I (www.jamesphillipslaw.com) had another opportunity to go out to watch today’s trial at Fort Campbell in US v. LT Behenna. Today was in some ways a clear turning point for both the government case and for the defense.
The government case concluded today with three very strong witnesses. “Harry” the interpreter testified this morning and through his own interpreter came across as a fairly strong witness. “Harry” went through the events which took place on 16 May 2009, describing the how 1LT Behenna shot and killed Ali Mansur in the desert outside of FOB Summerall.
Lead defense counsel Jack Zimmerman had a very good methodical cross on “Harry.” He got Harry to say that Ali Mansur was a “Bad Man” or a “terrorist” numerous times. He also was able to create a defense opening in the fact that Harry did not see several critical moments during the shooting.
Next, the Government called SSG Seate. His testimony established that LT Behenna had spoken about the killing in the DFAC sometime later. The conversation seemed to acknowledge the illegality of the act. Zimmerman was able to get SSG Seate to say that LT Behenna was changed after the death of his men in April 09. This will later help establish that LT Behenna was very emotionally effected by the loss of his men in the April IED attack.
Finally, the government closed with SSG Warner. I don’t want to comment too much on my client and his testimony other than to say that he was problematic for both the government and the defense. Based on the questions that were asked by the panel of SSG Warner, they definitely considered much of what he said as substantive, despite Jack Zimmerman’s excellent cross, establishing SSG Warner’s potential biases. Also, Jack Zimmerman cleverly was able to get SSG Warner to talk about the mandatory minimum of Life Imprisonment without parole for the offense of premeditated murder. For the defense, this was an opportunity to remind the panel of their heavy burden in this case and to remind them that if they convict LT Behenna he will face the same mandatory minimums.
After SSG Warner’s testimony, the government closed. They have presented a strong case, but left several doors open for the defense. One of them being that Ali Mansur’s actions at the time of the shots being fired have not clearly been defined.
The defense presented two expert witnesses today. The first expert witness was a pathologist out of Texas. Essentially, he tried to establish that Ali Mansur was standing at the time he was hit with the first shot. The second expert witness was a crime scene re-constructionist. He also attempted to establish that Ali Mansur was standing at the time he was hit with the first shot. This was important because it would show that the physical evidence contradicts the testimony of SSG Warner and Harry.

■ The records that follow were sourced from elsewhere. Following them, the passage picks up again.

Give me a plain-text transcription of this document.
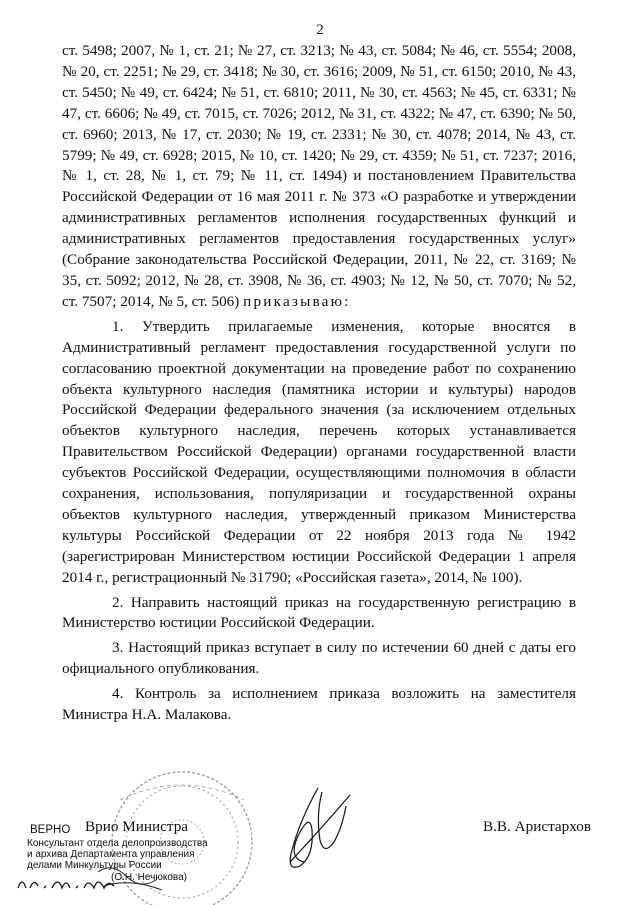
2

ст. 5498; 2007, № 1, ст. 21; № 27, ст. 3213; № 43, ст. 5084; № 46, ст. 5554; 2008, № 20, ст. 2251; № 29, ст. 3418; № 30, ст. 3616; 2009, № 51, ст. 6150; 2010, № 43, ст. 5450; № 49, ст. 6424; № 51, ст. 6810; 2011, № 30, ст. 4563; № 45, ст. 6331; № 47, ст. 6606; № 49, ст. 7015, ст. 7026; 2012, № 31, ст. 4322; № 47, ст. 6390; № 50, ст. 6960; 2013, № 17, ст. 2030; № 19, ст. 2331; № 30, ст. 4078; 2014, № 43, ст. 5799; № 49, ст. 6928; 2015, № 10, ст. 1420; № 29, ст. 4359; № 51, ст. 7237; 2016, № 1, ст. 28, № 1, ст. 79; № 11, ст. 1494) и постановлением Правительства Российской Федерации от 16 мая 2011 г. № 373 «О разработке и утверждении административных регламентов исполнения государственных функций и административных регламентов предоставления государственных услуг» (Собрание законодательства Российской Федерации, 2011, № 22, ст. 3169; № 35, ст. 5092; 2012, № 28, ст. 3908, № 36, ст. 4903; № 12, № 50, ст. 7070; № 52, ст. 7507; 2014, № 5, ст. 506) приказываю:

1. Утвердить прилагаемые изменения, которые вносятся в Административный регламент предоставления государственной услуги по согласованию проектной документации на проведение работ по сохранению объекта культурного наследия (памятника истории и культуры) народов Российской Федерации федерального значения (за исключением отдельных объектов культурного наследия, перечень которых устанавливается Правительством Российской Федерации) органами государственной власти субъектов Российской Федерации, осуществляющими полномочия в области сохранения, использования, популяризации и государственной охраны объектов культурного наследия, утвержденный приказом Министерства культуры Российской Федерации от 22 ноября 2013 года № 1942 (зарегистрирован Министерством юстиции Российской Федерации 1 апреля 2014 г., регистрационный № 31790; «Российская газета», 2014, № 100).

2. Направить настоящий приказ на государственную регистрацию в Министерство юстиции Российской Федерации.

3. Настоящий приказ вступает в силу по истечении 60 дней с даты его официального опубликования.

4. Контроль за исполнением приказа возложить на заместителя Министра Н.А. Малакова.

Врио Министра	В.В. Аристархов
ВЕРНО
Консультант отдела делопроизводства
и архива Департамента управления
делами Минкультуры России
(О.Н. Нечюкова)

CPT Erwin Roberts crossed examined both expert witnesses effectively. He was able to call into question their expert opinions by demonstrating that they may not have had enough crime scene date to make a correct opinion that was in direct contravention to the witnesses that testified.
The panel seemed to pick up on CPT Robert’s cross, because their written questions to the expert witnesses were very much concerned which crime scene data was used for the expert opinions.